As a real life example, I have noted recently that Foster Farms, an outfit that ships one heck of a lot of processed chicken (and turkey) out of Livingston and Turlock, Ca., and Kelso, Wa., is having its drivers pick up bananas as a back haul out of Port Hueneme, Ca.

That’s ironic and curious seeing as how as a truck driver for a common carrier I haul their (Foster Farms) products from their plants and then vie for banana loads with them at the port.

What is happening is that private companies are being forced by natural economics to build in more efficiency.

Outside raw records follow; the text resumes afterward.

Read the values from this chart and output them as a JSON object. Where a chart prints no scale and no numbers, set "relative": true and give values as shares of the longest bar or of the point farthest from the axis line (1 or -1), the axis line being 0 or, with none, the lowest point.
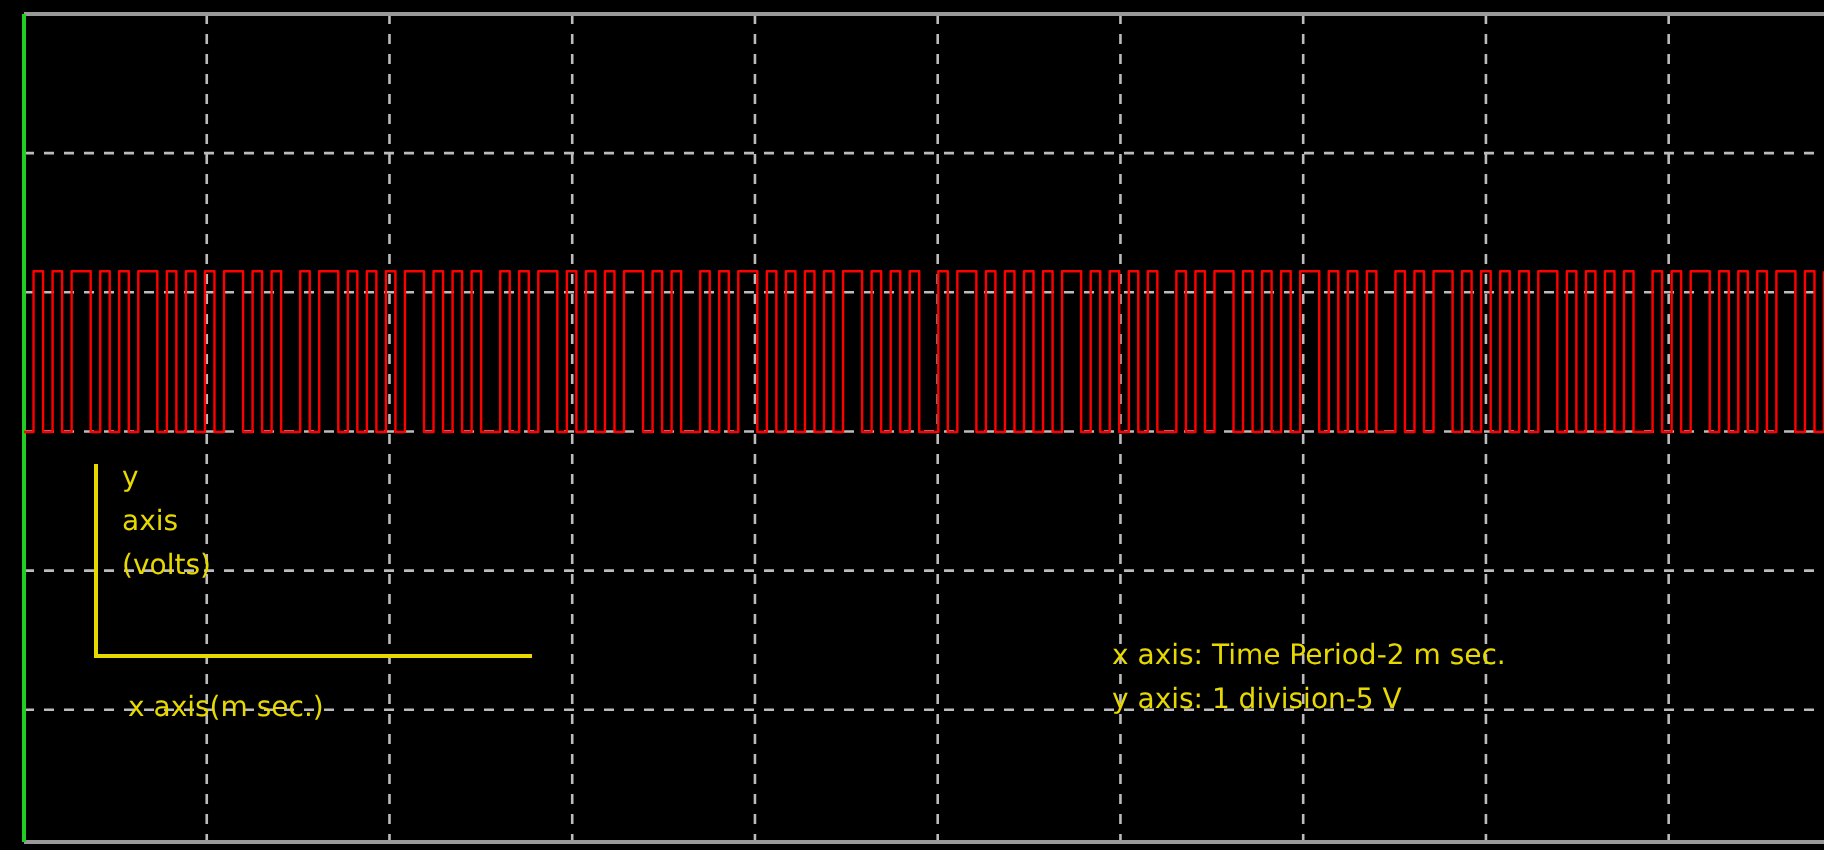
{
  "chart_data": {
    "type": "step",
    "relative": true,
    "grid": true,
    "legend": false,
    "annotations": [
      "y\naxis\n(volts)",
      "x axis(m sec.)",
      "x axis: Time Period-2 m sec.\ny axis: 1 division-5 V"
    ],
    "categories": [
      null,
      null,
      null,
      null,
      null,
      null,
      null,
      null,
      null,
      null,
      null,
      null,
      null,
      null,
      null,
      null,
      null,
      null,
      null,
      null,
      null,
      null,
      null,
      null,
      null,
      null,
      null,
      null,
      null,
      null,
      null,
      null,
      null,
      null,
      null,
      null,
      null,
      null,
      null,
      null,
      null,
      null,
      null,
      null,
      null,
      null,
      null,
      null,
      null,
      null,
      null,
      null,
      null,
      null,
      null,
      null,
      null,
      null,
      null,
      null,
      null,
      null,
      null,
      null,
      null,
      null,
      null,
      null,
      null,
      null,
      null,
      null,
      null,
      null,
      null,
      null,
      null,
      null,
      null,
      null,
      null,
      null,
      null,
      null,
      null,
      null,
      null,
      null,
      null,
      null,
      null,
      null,
      null,
      null,
      null,
      null,
      null,
      null,
      null,
      null,
      null,
      null,
      null,
      null,
      null,
      null,
      null,
      null,
      null,
      null,
      null,
      null,
      null,
      null,
      null,
      null,
      null,
      null,
      null,
      null,
      null,
      null,
      null,
      null,
      null,
      null,
      null,
      null,
      null,
      null,
      null,
      null,
      null,
      null,
      null,
      null,
      null,
      null,
      null,
      null,
      null,
      null,
      null,
      null,
      null,
      null,
      null,
      null,
      null,
      null,
      null,
      null,
      null,
      null,
      null,
      null,
      null,
      null,
      null,
      null,
      null,
      null,
      null,
      null,
      null,
      null,
      null,
      null,
      null,
      null,
      null,
      null,
      null,
      null,
      null,
      null,
      null,
      null,
      null,
      null,
      null,
      null,
      null,
      null,
      null,
      null,
      null,
      null,
      null,
      null
    ],
    "series": [
      {
        "color": "#ff0000",
        "values": [
          0,
          1,
          0,
          1,
          0,
          1,
          1,
          0,
          1,
          0,
          1,
          0,
          1,
          1,
          0,
          1,
          0,
          1,
          0,
          1,
          0,
          1,
          1,
          0,
          1,
          0,
          1,
          0,
          0,
          1,
          0,
          1,
          1,
          0,
          1,
          0,
          1,
          0,
          1,
          0,
          1,
          1,
          0,
          1,
          0,
          1,
          0,
          1,
          0,
          0,
          1,
          0,
          1,
          0,
          1,
          1,
          0,
          1,
          0,
          1,
          0,
          1,
          0,
          1,
          1,
          0,
          1,
          0,
          1,
          0,
          0,
          1,
          0,
          1,
          0,
          1,
          1,
          0,
          1,
          0,
          1,
          0,
          1,
          0,
          1,
          0,
          1,
          1,
          0,
          1,
          0,
          1,
          0,
          1,
          0,
          0,
          1,
          0,
          1,
          1,
          0,
          1,
          0,
          1,
          0,
          1,
          0,
          1,
          0,
          1,
          1,
          0,
          1,
          0,
          1,
          0,
          1,
          0,
          1,
          0,
          0,
          1,
          0,
          1,
          0,
          1,
          1,
          0,
          1,
          0,
          1,
          0,
          1,
          0,
          1,
          1,
          0,
          1,
          0,
          1,
          0,
          1,
          0,
          0,
          1,
          0,
          1,
          0,
          1,
          1,
          0,
          1,
          0,
          1,
          0,
          1,
          0,
          1,
          0,
          1,
          1,
          0,
          1,
          0,
          1,
          0,
          1,
          0,
          1,
          0,
          0,
          1,
          0,
          1,
          0,
          1,
          1,
          0,
          1,
          0,
          1,
          0,
          1,
          0,
          1,
          1,
          0,
          1,
          0,
          1
        ]
      }
    ]
  }
}
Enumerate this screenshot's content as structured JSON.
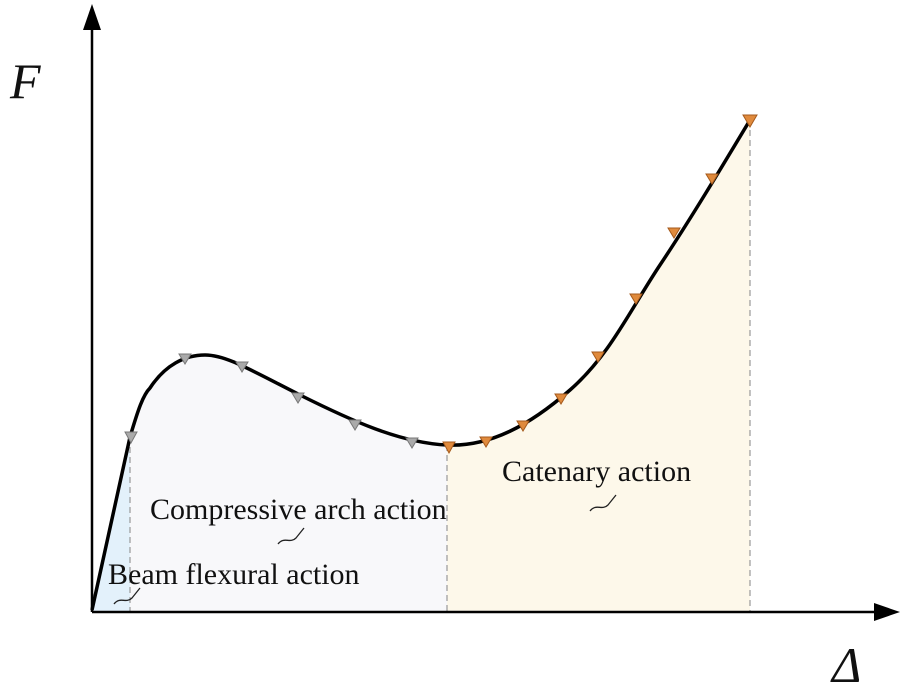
{
  "axes": {
    "y_label": "F",
    "x_label": "Δ"
  },
  "regions": [
    {
      "label": "Beam flexural action"
    },
    {
      "label": "Compressive arch action"
    },
    {
      "label": "Catenary action"
    }
  ]
}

Most observers feel that due primarily to geography and timely delivery demands in the U.S. conventional long-haul truck freight hauling will remain the primary mode of transport for some time to come. But there has long been the intermodal business and economics may well cause it to expand greatly even at a faster rate than it obviously has over the last many years. You only have to observe the trains with many of them being nothing but solid loads of truck trailers and/or intermodal containers to see the expansion.

There has already been somewhat of a shift in long-haul trucking towards more regionalized service.

Trucks continue to have the advantage of speed of delivery from point to point and they offer shippers a mode that is more practical for smaller quantities than are usually required for rail shipment.

Tighter federal government restrictions on drivers and continuing proposals to cut allowable driving hours per day along with escalating operation costs that have forced many smaller carriers out of business have restricted the capacity to haul freight in the trucking industry. That should be good for the carriers that exist when it comes to freight rates, using the rule of supply and demand.

(However, as anecdotal evidence to the contrary, I just heard the other day an owner-operator truck driver grumble about a backhaul, saying it only paid him enough for fuel if he was lucky — but of course that beats going back to your main haul empty and getting nothing. On the other hand it does not seem like a good business model.)

The government certainly has a strong role to play in overall transportation policy and safety rules and in some kind of support for transportation infrastructure, but the law of supply and demand and forced efficiencies due to operating costs made by the private sector seem to be the best way to solve the problem.

CORRECTION:

In an earlier version of this post I inadvertently used the word vertically, but really meant that the trailers are slid horizontally onto the train cars.